Berdikari ! Berdiri di Atas Kaki Sendiri


Jangan biarkan pengaruh pengaruh asing mengobok-obok politik Indonesia melalui Agama, Korporasi dan Partai Partai kolaborator Asing!

Itulah China, India, Israel, Persia, Rusia dan beberapa negara negara Afrika Tengah hendak Mandiri. Semestinya dijadikan sebagai kawan seperjuangan negara-negara Non-blok. Lha malah banyak dari masyarakat kita yang terhasut untuk melawan negara-negara yang berjuang untuk merdeka. Ngakunya mahasiswa tapi tidak pernah study secara benar, cuman pengin roti gratisan! Teriak-teriak "anti-kapitalisme" tapi justru membantu pergerakan simulacra si Bandarnya kapitalis! Semata karena mata hatinya sudah buta sebelah.

Renungkan Fakta ini :

- Nilai mata uang dijamin oleh cadangan emas. Bila cadangan emas meningkat maka nilai mata uang meningkat pula. Bila cadangan emas menurun maka nilai mata uang menurun pula.

- Indonesia negara penghasil emas terbesar di dunia (al : Freeport).

- Zaman Majapahit harga emas lebih murah daripada perak. Banyak penduduk berperhiasan emas.

Zaman sekarang banyak penduduk Indonesia punya perhiasan perak, minimal 1 buah cincin perak. Tapi kenapa tidak punya emas?

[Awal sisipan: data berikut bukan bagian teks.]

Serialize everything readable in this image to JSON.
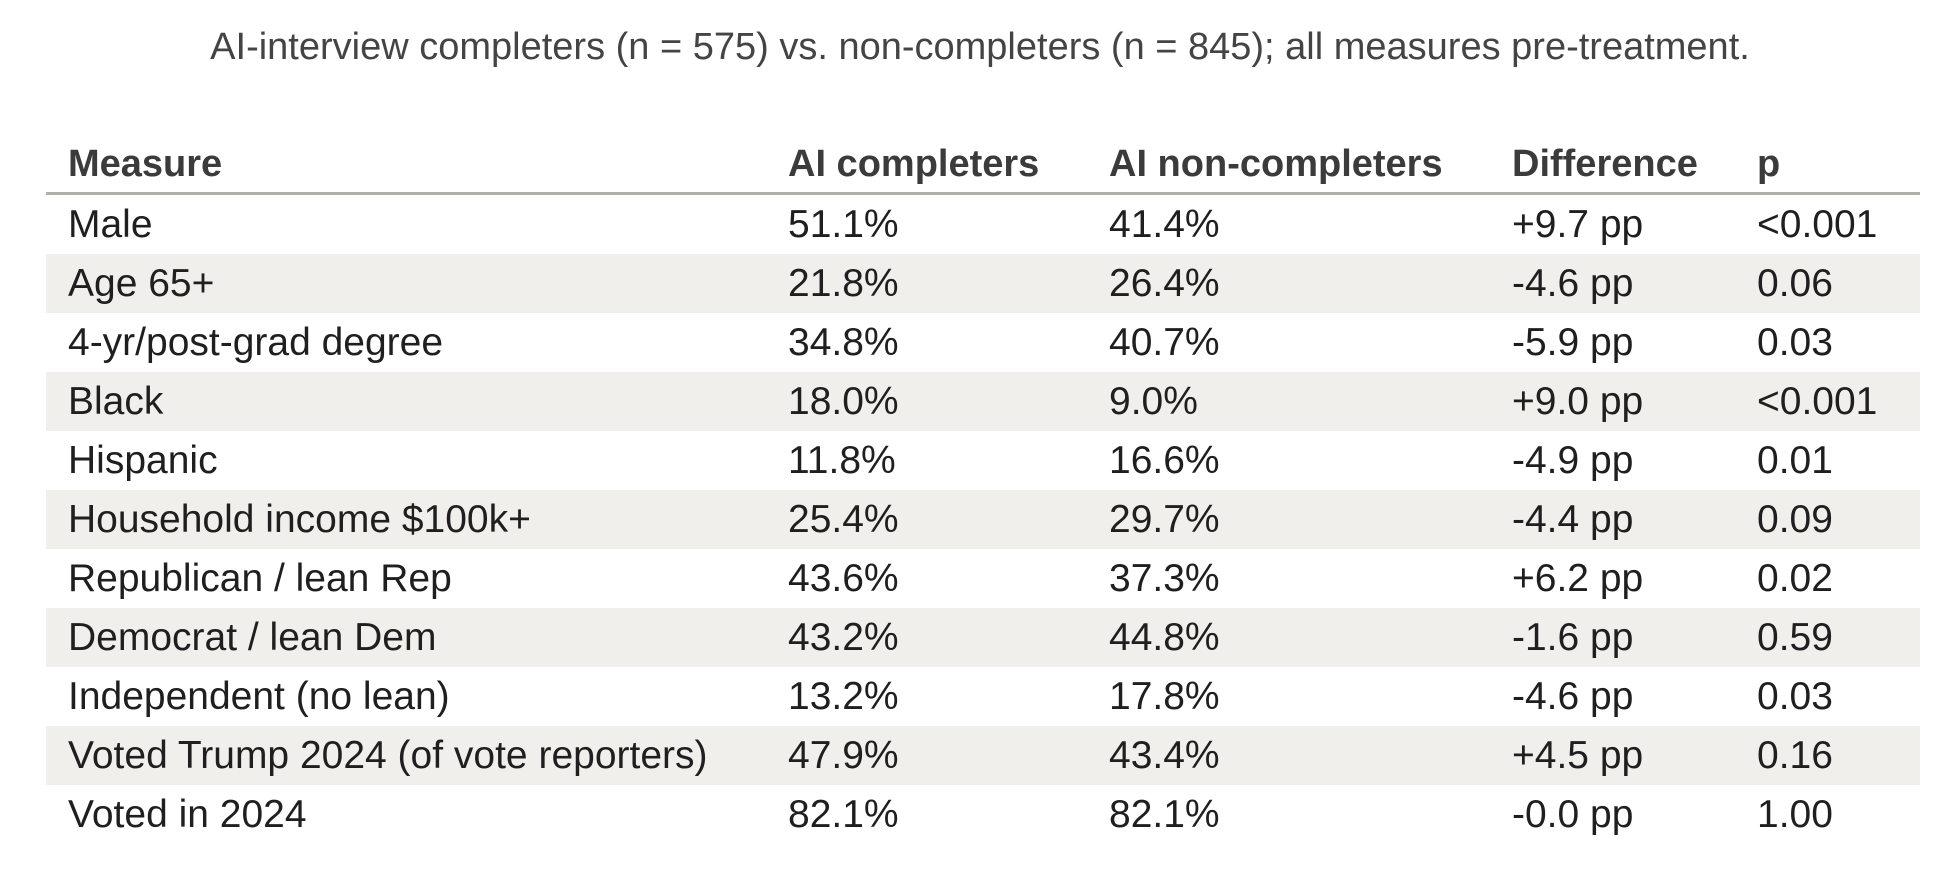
{
  "caption": "AI-interview completers (n = 575) vs. non-completers (n = 845); all measures pre-treatment.",
  "table": {
    "headers": [
      "Measure",
      "AI completers",
      "AI non-completers",
      "Difference",
      "p"
    ],
    "rows": [
      [
        "Male",
        "51.1%",
        "41.4%",
        "+9.7 pp",
        "<0.001"
      ],
      [
        "Age 65+",
        "21.8%",
        "26.4%",
        "-4.6 pp",
        "0.06"
      ],
      [
        "4-yr/post-grad degree",
        "34.8%",
        "40.7%",
        "-5.9 pp",
        "0.03"
      ],
      [
        "Black",
        "18.0%",
        "9.0%",
        "+9.0 pp",
        "<0.001"
      ],
      [
        "Hispanic",
        "11.8%",
        "16.6%",
        "-4.9 pp",
        "0.01"
      ],
      [
        "Household income $100k+",
        "25.4%",
        "29.7%",
        "-4.4 pp",
        "0.09"
      ],
      [
        "Republican / lean Rep",
        "43.6%",
        "37.3%",
        "+6.2 pp",
        "0.02"
      ],
      [
        "Democrat / lean Dem",
        "43.2%",
        "44.8%",
        "-1.6 pp",
        "0.59"
      ],
      [
        "Independent (no lean)",
        "13.2%",
        "17.8%",
        "-4.6 pp",
        "0.03"
      ],
      [
        "Voted Trump 2024 (of vote reporters)",
        "47.9%",
        "43.4%",
        "+4.5 pp",
        "0.16"
      ],
      [
        "Voted in 2024",
        "82.1%",
        "82.1%",
        "-0.0 pp",
        "1.00"
      ]
    ]
  },
  "colors": {
    "stripe": "#f0efec",
    "header_rule": "#b0b0aa",
    "text": "#1f1f1f"
  }
}
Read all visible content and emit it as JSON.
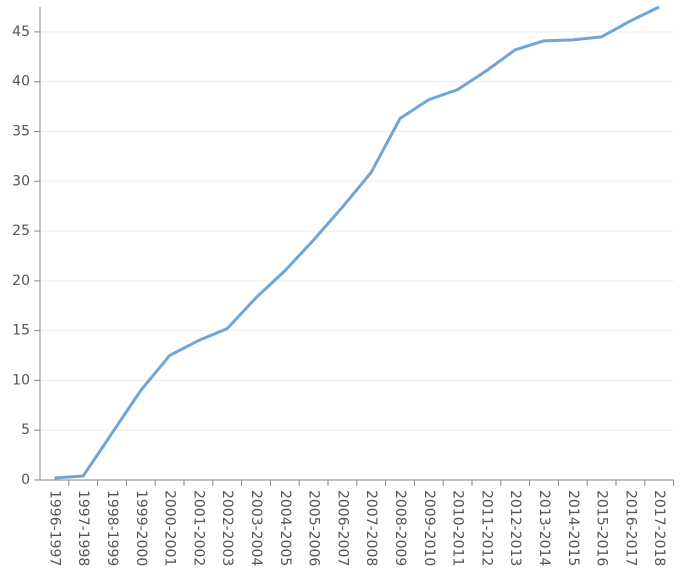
{
  "chart_data": {
    "type": "line",
    "categories": [
      "1996-1997",
      "1997-1998",
      "1998-1999",
      "1999-2000",
      "2000-2001",
      "2001-2002",
      "2002-2003",
      "2003-2004",
      "2004-2005",
      "2005-2006",
      "2006-2007",
      "2007-2008",
      "2008-2009",
      "2009-2010",
      "2010-2011",
      "2011-2012",
      "2012-2013",
      "2013-2014",
      "2014-2015",
      "2015-2016",
      "2016-2017",
      "2017-2018"
    ],
    "values": [
      0.2,
      0.4,
      4.7,
      9.0,
      12.5,
      14.0,
      15.2,
      18.3,
      21.0,
      24.1,
      27.4,
      30.9,
      36.3,
      38.2,
      39.2,
      41.1,
      43.2,
      44.1,
      44.2,
      44.5,
      46.1,
      47.5
    ],
    "color": "#70a6d5",
    "ylim": [
      0,
      47.5
    ],
    "yticks": [
      0,
      5,
      10,
      15,
      20,
      25,
      30,
      35,
      40,
      45
    ],
    "grid": true
  }
}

- Nilai mata uang rupiah terus merosot, padahal harusnya punya cadangan emas yang makin tahun makin banyak. Logikanya, harusnya mata uang rupiah tiap tahun makin kuat. Bukan makin melemah. Di banding zaman Proklamasi 1945, kita telah mengalami pemiskinan 2500%. Kalau gaji anda Rp.5.000.000/bulan , berarti pada zaman 1945 anda bagai orang yg terima upah Rp.20/bulan. Tambah kaya atau tambah miskin?
Jangan heran bila gaji bertambah tapi hidup semakin miskin!

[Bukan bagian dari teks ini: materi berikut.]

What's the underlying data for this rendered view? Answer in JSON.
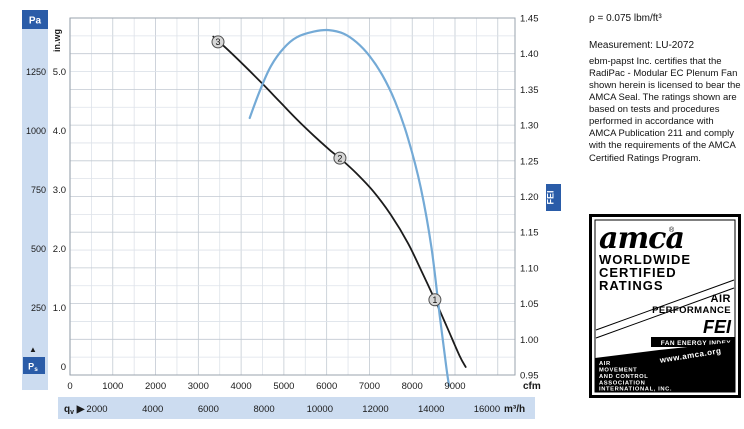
{
  "colors": {
    "accent": "#2a5ca8",
    "band": "#ccdcf0",
    "grid_major": "#c2c9d2",
    "grid_minor": "#dde2e9",
    "grid_border": "#9aa3ad",
    "pressure_curve": "#1c1c1c",
    "fei_curve": "#74aad6"
  },
  "right_panel": {
    "density": "ρ = 0.075 lbm/ft³",
    "measurement": "Measurement: LU-2072",
    "certification": "ebm-papst Inc. certifies that the RadiPac - Modular EC Plenum Fan shown herein is licensed to bear the AMCA Seal. The ratings shown are based on tests and procedures performed in accordance with AMCA Publication 211 and comply with the requirements of the AMCA Certified Ratings Program.",
    "amca_logo": {
      "brand": "amca",
      "registered": "®",
      "tagline": [
        "WORLDWIDE",
        "CERTIFIED",
        "RATINGS"
      ],
      "category": [
        "AIR",
        "PERFORMANCE"
      ],
      "fei": "FEI",
      "fei_sub": "FAN ENERGY INDEX",
      "website": "www.amca.org",
      "association": [
        "AIR",
        "MOVEMENT",
        "AND CONTROL",
        "ASSOCIATION",
        "INTERNATIONAL, INC."
      ]
    }
  },
  "chart_data": {
    "type": "line",
    "title": "",
    "x_axis_cfm": {
      "unit": "cfm",
      "ticks": [
        0,
        1000,
        2000,
        3000,
        4000,
        5000,
        6000,
        7000,
        8000,
        9000
      ],
      "range": [
        0,
        10400
      ]
    },
    "x_axis_m3h": {
      "unit": "m³/h",
      "prefix_main": "q",
      "prefix_sub": "v",
      "prefix_arrow": "▶",
      "ticks": [
        2000,
        4000,
        6000,
        8000,
        10000,
        12000,
        14000,
        16000
      ]
    },
    "y_axis_pa": {
      "unit": "Pa",
      "ticks": [
        1250,
        1000,
        750,
        500,
        250
      ],
      "arrow": "▲",
      "symbol_main": "P",
      "symbol_sub": "s"
    },
    "y_axis_inwg": {
      "unit": "in.wg",
      "ticks": [
        "5.0",
        "4.0",
        "3.0",
        "2.0",
        "1.0",
        "0"
      ],
      "range": [
        0,
        5.0
      ]
    },
    "y_axis_fei": {
      "unit": "FEI",
      "ticks": [
        "1.45",
        "1.40",
        "1.35",
        "1.30",
        "1.25",
        "1.20",
        "1.15",
        "1.10",
        "1.05",
        "1.00",
        "0.95"
      ],
      "range": [
        0.95,
        1.45
      ]
    },
    "series": [
      {
        "name": "static-pressure-curve",
        "color": "#1c1c1c",
        "y_axis": "inwg",
        "points": [
          [
            3350,
            5.6
          ],
          [
            3700,
            5.37
          ],
          [
            4100,
            5.09
          ],
          [
            4500,
            4.8
          ],
          [
            4900,
            4.5
          ],
          [
            5300,
            4.2
          ],
          [
            5700,
            3.92
          ],
          [
            6100,
            3.66
          ],
          [
            6310,
            3.54
          ],
          [
            6700,
            3.28
          ],
          [
            7100,
            2.97
          ],
          [
            7500,
            2.58
          ],
          [
            7900,
            2.1
          ],
          [
            8200,
            1.65
          ],
          [
            8530,
            1.14
          ],
          [
            8800,
            0.7
          ],
          [
            9100,
            0.2
          ],
          [
            9250,
            0.0
          ]
        ]
      },
      {
        "name": "fei-curve",
        "color": "#74aad6",
        "y_axis": "fei",
        "points": [
          [
            4200,
            1.31
          ],
          [
            4450,
            1.35
          ],
          [
            4700,
            1.383
          ],
          [
            5000,
            1.408
          ],
          [
            5300,
            1.423
          ],
          [
            5700,
            1.431
          ],
          [
            6050,
            1.433
          ],
          [
            6400,
            1.428
          ],
          [
            6700,
            1.416
          ],
          [
            7000,
            1.397
          ],
          [
            7300,
            1.37
          ],
          [
            7600,
            1.333
          ],
          [
            7900,
            1.282
          ],
          [
            8200,
            1.212
          ],
          [
            8450,
            1.128
          ],
          [
            8650,
            1.03
          ],
          [
            8800,
            0.96
          ],
          [
            8860,
            0.935
          ]
        ]
      }
    ],
    "operating_points": [
      {
        "label": "3",
        "cfm": 3460,
        "inwg": 5.51
      },
      {
        "label": "2",
        "cfm": 6310,
        "inwg": 3.54
      },
      {
        "label": "1",
        "cfm": 8530,
        "inwg": 1.14
      }
    ]
  }
}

- Kemanakah emas Nusantara?

- Siapakah yang mengatur semua ini?

Bank Indonedia Bukan Milik Indonesia


Saat ini, hampir semua warga negara Republik Indonesia (RI) mengenal Rupiah (Rp). Rupiah adalah nama mata uang RI yang pembuatannya didasarkan atas nilai ekstrinsik (nominal yang tertera pada uang tersebut), yang mayoritasnya dalam bentuk uang kertas (fiat) dan juga koin. 
Rupiah telah memegang peranan penting dalam kehidupan bermasyarakat, berbangsa dan bernegara di RI. 

Hampir setiap hari, bahkan hampir setiap jam selalu ada kegiatan yang menggunakan Rupiah. 

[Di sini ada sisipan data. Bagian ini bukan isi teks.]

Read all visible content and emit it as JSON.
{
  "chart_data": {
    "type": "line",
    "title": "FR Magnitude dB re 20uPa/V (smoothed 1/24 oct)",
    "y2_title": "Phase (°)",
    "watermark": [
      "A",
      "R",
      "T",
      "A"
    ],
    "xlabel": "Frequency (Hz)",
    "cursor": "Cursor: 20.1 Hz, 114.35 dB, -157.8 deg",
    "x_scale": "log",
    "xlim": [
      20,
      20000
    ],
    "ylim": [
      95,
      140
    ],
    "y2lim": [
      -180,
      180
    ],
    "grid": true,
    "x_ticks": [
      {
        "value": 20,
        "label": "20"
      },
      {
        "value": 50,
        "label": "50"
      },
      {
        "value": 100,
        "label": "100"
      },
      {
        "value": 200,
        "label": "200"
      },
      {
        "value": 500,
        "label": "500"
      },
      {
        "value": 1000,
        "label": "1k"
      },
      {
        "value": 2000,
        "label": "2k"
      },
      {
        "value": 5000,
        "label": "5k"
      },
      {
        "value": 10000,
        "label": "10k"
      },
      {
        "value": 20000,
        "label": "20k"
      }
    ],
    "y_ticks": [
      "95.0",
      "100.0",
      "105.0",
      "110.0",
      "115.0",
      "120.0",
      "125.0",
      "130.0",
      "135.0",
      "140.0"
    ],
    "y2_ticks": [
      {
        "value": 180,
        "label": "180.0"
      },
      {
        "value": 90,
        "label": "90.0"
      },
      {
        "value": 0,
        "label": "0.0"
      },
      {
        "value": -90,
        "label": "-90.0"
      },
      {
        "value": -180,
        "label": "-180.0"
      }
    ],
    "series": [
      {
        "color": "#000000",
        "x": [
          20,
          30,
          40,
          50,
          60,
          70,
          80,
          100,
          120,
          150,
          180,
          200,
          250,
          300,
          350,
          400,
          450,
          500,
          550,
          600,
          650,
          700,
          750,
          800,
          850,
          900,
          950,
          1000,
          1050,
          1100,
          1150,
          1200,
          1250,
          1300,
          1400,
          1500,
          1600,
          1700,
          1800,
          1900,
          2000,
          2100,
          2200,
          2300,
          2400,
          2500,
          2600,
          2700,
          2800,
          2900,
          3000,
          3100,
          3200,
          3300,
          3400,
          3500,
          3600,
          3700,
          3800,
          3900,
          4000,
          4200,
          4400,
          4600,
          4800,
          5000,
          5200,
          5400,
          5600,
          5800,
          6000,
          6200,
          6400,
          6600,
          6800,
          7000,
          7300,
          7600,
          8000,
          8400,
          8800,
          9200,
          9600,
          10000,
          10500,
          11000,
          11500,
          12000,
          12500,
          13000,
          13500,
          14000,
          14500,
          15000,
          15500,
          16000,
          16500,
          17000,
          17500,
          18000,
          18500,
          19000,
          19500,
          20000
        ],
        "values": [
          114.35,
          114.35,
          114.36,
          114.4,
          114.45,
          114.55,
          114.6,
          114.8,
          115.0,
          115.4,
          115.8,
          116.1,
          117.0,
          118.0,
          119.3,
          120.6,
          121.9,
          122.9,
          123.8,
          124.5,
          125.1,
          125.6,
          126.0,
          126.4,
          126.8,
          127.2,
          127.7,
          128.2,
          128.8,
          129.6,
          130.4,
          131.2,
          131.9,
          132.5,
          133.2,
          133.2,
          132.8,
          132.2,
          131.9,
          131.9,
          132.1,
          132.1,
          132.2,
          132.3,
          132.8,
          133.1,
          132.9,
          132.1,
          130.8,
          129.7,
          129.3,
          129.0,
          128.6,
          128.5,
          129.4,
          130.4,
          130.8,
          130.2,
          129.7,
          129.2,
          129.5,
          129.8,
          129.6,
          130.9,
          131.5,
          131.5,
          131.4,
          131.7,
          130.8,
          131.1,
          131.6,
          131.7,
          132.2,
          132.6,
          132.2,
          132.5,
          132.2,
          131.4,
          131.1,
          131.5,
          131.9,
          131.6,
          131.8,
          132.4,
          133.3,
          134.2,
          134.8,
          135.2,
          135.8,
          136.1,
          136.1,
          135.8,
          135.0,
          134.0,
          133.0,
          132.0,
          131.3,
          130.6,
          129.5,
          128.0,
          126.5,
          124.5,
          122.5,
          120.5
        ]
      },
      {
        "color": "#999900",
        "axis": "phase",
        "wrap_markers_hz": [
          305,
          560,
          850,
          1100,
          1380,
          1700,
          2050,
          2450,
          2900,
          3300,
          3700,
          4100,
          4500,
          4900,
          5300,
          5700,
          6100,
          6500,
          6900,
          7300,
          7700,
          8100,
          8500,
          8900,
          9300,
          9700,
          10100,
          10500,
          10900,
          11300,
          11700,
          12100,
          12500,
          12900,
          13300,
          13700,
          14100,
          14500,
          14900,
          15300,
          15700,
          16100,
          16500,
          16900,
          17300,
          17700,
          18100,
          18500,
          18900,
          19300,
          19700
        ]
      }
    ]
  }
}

Kekaguman saya akan Rupiah membuat saya penasaran dengan Rupiah. Namun rasa penasaran saya ini esensinya bukan asal-usul tentang kenapa mata uang kita disebut Rupiah, tapi lebih kepada badan yang mempunyai kewenangan dan kebijakan (otoritas) moneter, yaitu Bank. 

Beberapa hari lalu saya browsing mengenai Bank yang ada di Indonesia, dan hasilnya cukup membuat saya terkejut. 

Bank-bank yang ada di Indonesia, khususnya yang menjadi Badan Usaha Milik Negara (BUMN) ada empat, yaitu 

• Bank Negara Indonesia (BNI), 
• Bank Rakyat Indonesia (BRI), 
• Bank Tabungan Negara (BTN) 
• an Bank Mandiri. 

Tidak ada Bank Indonesia (BI), Bank yang menjadi Bank Sentral (Bank yang memiliki hak untuk mencetak dan mengedarkan Rupiah ke masyarakat melalui Bank-bank BUMN dan Bank-bank swasta). Lantas dimana posisi BI? BI milik siapa? Mari sejenak kita flashback. 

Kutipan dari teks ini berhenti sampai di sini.